I'm using Python 3.10.
My dictionary
is structured like this (where each list of string is a review of the product):
{storeNameA : {productA : 0 [string, string, ..., string]
1 [string, string, ..., string]
2 [string, string, ..., string]
...
n [string, string, ..., string],
productB : 0 [string, string, ..., string]
1 [string, string, ..., string]
2 [string, string, ..., string]
...
n [string, string, ..., string],
...,
product_n : 0 [string, string, ..., string]
1 [string, string, ..., string]
2 [string, string, ..., string]
...
n [string, string, ..., string]},
storeNameB : {productA : 0 [string, string, ..., string]
1 [string, string, ..., string]
2 [string, string, ..., string]
...
n [string, string, ..., string],
productB : 0 [string, string, ..., string]
1 [string, string, ..., string]
2 [string, string, ..., string]
...
n [string, string, ..., string],
...,
product_n : 0 [string, string, ..., string]
1 [string, string, ..., string]
2 [string, string, ..., string]
...
n [string, string, ..., string]}}
So I would access a single 'review' like dictionary['storeNameA']['productB'][0]
or dictionary['storeNameB']['productB'][2]
. Each product
is the same in each store.
I am trying to perform a process on each review across the entire dictionary. I can perform this sucessfuly in an iterative manner with this code:
def mapAllValues(nestedDict, func):
return {storeName: {product: func(prodFile) for product, prodFile in storeDict.items()} for storeName, storeDict in nestedDict.items()}
new_dictionary = mapAllValues(dictionary, lambda reviews: reviews.apply(processFunction))
# processFunction takes a list of string and returns a list of tuples.
# So I end up with a new dictionary where there is now a list of tuples, where there was a list of string.
# {storeName : {product : 0 [(str, str), (str, str), ..., (str, str)] and so on...

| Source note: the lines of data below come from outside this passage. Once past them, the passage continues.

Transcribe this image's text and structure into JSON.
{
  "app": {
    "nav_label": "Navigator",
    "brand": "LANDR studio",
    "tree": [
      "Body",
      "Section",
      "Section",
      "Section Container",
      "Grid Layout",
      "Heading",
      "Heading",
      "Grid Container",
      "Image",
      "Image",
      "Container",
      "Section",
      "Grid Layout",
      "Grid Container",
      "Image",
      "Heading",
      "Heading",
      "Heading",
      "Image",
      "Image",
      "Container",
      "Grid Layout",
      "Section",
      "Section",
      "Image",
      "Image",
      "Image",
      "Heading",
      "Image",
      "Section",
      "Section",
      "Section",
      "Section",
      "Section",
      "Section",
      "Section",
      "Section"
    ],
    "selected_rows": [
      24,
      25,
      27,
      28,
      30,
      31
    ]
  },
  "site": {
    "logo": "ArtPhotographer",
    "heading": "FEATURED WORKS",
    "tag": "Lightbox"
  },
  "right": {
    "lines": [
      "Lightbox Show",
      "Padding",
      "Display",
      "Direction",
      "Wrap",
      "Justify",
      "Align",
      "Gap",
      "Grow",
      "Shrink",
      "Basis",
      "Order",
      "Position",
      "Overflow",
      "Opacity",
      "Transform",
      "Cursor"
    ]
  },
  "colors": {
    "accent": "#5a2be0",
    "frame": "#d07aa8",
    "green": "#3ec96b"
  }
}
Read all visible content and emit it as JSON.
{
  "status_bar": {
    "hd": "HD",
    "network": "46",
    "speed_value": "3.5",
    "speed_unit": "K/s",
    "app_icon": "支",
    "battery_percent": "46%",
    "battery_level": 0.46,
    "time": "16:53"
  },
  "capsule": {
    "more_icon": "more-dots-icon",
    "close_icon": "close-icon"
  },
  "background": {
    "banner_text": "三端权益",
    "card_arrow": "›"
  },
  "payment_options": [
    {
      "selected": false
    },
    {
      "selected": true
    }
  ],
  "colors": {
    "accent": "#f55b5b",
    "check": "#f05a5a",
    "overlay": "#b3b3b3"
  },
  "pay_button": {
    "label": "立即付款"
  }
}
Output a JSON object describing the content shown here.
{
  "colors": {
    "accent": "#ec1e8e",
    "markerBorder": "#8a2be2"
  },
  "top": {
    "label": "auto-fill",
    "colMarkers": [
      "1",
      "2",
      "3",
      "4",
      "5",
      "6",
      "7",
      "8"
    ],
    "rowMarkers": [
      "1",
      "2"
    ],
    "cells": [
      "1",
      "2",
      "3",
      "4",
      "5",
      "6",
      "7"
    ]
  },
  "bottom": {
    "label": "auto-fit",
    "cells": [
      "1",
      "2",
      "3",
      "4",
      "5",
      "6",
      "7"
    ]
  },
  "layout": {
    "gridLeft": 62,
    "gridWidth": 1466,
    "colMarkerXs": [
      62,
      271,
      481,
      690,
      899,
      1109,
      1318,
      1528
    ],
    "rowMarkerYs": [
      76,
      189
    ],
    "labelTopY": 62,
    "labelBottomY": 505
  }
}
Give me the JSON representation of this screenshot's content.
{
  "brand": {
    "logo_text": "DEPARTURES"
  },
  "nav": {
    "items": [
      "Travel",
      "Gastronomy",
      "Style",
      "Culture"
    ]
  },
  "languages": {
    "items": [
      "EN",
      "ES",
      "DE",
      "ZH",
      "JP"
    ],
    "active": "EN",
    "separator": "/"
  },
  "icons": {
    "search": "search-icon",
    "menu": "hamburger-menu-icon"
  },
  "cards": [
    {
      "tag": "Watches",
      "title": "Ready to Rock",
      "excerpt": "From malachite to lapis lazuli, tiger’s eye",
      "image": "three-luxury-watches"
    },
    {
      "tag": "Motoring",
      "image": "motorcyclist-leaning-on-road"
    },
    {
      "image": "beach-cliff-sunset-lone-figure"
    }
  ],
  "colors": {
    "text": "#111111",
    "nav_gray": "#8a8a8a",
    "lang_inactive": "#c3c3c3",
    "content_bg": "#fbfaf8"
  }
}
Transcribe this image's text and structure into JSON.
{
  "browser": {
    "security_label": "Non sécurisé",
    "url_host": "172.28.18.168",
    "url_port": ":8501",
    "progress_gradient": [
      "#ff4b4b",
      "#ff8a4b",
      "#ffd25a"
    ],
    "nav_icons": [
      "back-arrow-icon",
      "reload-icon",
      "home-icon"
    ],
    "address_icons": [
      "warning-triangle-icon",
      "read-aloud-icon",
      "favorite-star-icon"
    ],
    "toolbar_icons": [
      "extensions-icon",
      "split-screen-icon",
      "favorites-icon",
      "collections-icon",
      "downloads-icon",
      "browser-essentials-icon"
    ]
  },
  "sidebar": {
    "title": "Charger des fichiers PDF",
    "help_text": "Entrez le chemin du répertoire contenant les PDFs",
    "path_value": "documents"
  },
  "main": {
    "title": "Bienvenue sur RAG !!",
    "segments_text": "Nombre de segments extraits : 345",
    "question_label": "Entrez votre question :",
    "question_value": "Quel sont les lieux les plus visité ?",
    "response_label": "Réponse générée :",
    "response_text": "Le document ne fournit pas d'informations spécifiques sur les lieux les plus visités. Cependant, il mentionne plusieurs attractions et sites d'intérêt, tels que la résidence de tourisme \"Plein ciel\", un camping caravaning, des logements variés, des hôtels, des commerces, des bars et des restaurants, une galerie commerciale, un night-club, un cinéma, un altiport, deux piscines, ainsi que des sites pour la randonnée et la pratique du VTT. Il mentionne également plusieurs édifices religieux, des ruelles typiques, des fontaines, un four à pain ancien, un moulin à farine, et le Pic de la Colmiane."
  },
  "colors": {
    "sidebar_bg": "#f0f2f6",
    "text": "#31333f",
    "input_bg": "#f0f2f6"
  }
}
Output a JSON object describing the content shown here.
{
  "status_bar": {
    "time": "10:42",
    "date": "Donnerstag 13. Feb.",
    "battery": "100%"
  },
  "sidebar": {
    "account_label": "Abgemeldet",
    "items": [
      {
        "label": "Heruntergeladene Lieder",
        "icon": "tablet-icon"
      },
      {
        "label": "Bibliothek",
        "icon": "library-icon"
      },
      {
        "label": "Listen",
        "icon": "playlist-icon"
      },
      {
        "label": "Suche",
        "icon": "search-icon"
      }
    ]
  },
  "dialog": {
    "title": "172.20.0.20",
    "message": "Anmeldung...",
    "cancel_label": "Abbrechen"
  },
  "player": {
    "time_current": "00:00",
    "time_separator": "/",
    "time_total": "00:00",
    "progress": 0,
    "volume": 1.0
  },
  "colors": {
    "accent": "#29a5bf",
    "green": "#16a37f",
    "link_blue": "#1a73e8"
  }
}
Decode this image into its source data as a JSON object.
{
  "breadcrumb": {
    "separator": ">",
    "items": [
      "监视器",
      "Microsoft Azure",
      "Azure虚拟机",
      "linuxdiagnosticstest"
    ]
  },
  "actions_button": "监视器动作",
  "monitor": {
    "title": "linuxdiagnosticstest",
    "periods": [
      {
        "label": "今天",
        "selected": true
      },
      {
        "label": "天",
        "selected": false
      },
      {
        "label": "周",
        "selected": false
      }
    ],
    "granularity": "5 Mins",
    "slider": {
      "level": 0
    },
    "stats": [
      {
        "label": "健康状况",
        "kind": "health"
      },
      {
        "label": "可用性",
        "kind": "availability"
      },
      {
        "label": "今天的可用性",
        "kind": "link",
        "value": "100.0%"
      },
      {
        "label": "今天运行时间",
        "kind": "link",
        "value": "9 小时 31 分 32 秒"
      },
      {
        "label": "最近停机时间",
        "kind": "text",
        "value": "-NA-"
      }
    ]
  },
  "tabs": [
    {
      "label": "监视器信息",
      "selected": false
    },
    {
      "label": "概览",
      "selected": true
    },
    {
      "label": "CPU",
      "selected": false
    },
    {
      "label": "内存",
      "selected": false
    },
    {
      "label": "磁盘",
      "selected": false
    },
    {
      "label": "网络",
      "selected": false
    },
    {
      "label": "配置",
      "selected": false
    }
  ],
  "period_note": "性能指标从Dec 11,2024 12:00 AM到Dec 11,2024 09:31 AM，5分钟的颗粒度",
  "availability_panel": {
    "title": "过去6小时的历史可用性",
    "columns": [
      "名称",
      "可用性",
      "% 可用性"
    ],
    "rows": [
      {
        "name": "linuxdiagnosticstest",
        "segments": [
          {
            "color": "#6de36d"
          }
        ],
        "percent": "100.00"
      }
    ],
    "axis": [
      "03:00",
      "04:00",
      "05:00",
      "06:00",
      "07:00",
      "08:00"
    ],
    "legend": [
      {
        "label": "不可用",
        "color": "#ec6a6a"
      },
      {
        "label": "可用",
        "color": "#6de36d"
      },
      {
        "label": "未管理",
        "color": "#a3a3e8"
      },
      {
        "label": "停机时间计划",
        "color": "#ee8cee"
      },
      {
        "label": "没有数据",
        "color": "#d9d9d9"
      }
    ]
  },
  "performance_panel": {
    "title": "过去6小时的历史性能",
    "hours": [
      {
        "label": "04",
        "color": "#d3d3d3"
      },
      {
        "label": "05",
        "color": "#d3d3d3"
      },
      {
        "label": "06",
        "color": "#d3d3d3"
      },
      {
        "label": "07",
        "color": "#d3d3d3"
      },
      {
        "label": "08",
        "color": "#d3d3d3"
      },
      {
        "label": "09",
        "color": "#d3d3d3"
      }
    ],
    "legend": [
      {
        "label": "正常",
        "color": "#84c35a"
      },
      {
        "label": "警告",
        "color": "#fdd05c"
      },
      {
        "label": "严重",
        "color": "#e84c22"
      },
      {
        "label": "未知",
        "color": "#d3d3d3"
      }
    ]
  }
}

It's a pretty long dictionary, and takes ~606 seconds to complete.
So, I have tried to implement a way to run this in parallel, but it's obviously not working as I expect it to because that runs in ~2170 seconds. I do get the right output though.
My question is, what am I doing wrong in the following code please? Can anyone provide me a solution to this problem?
manager = multiprocessing.Manager()
container = manager.dict()
d = manager.dict(dictionary)
container = manager.dict()
for key in d:
container[key] = manager.dict()
for key in d['storeNameA']:
container['storeNameA'][key] = manager.dict()
for key in d['storeNameB']:
container['storeNameB'][key] = manager.dict()
with multiprocessing.Pool() as pool:
pool.starmap(processFunction, [('storeNameA', product, d, container) for product in d['storeNameA']], chunksize=round(42739 / multiprocessing.cpu_count()))
pool.starmap(processFunction, [('storeNameB', product, d, container) for product in d['storeNameB']], chunksize=round(198560 / multiprocessing.cpu_count()))
new_dictionary = dict(container)
I'm sure I'm misunderstanding how this is actually working, but as I see it it should be chunking each product from each store and parellising those?
Anyway, I think I've explained it as well as I can. If I need to clarify anything, please let me know.
Thank you in advance!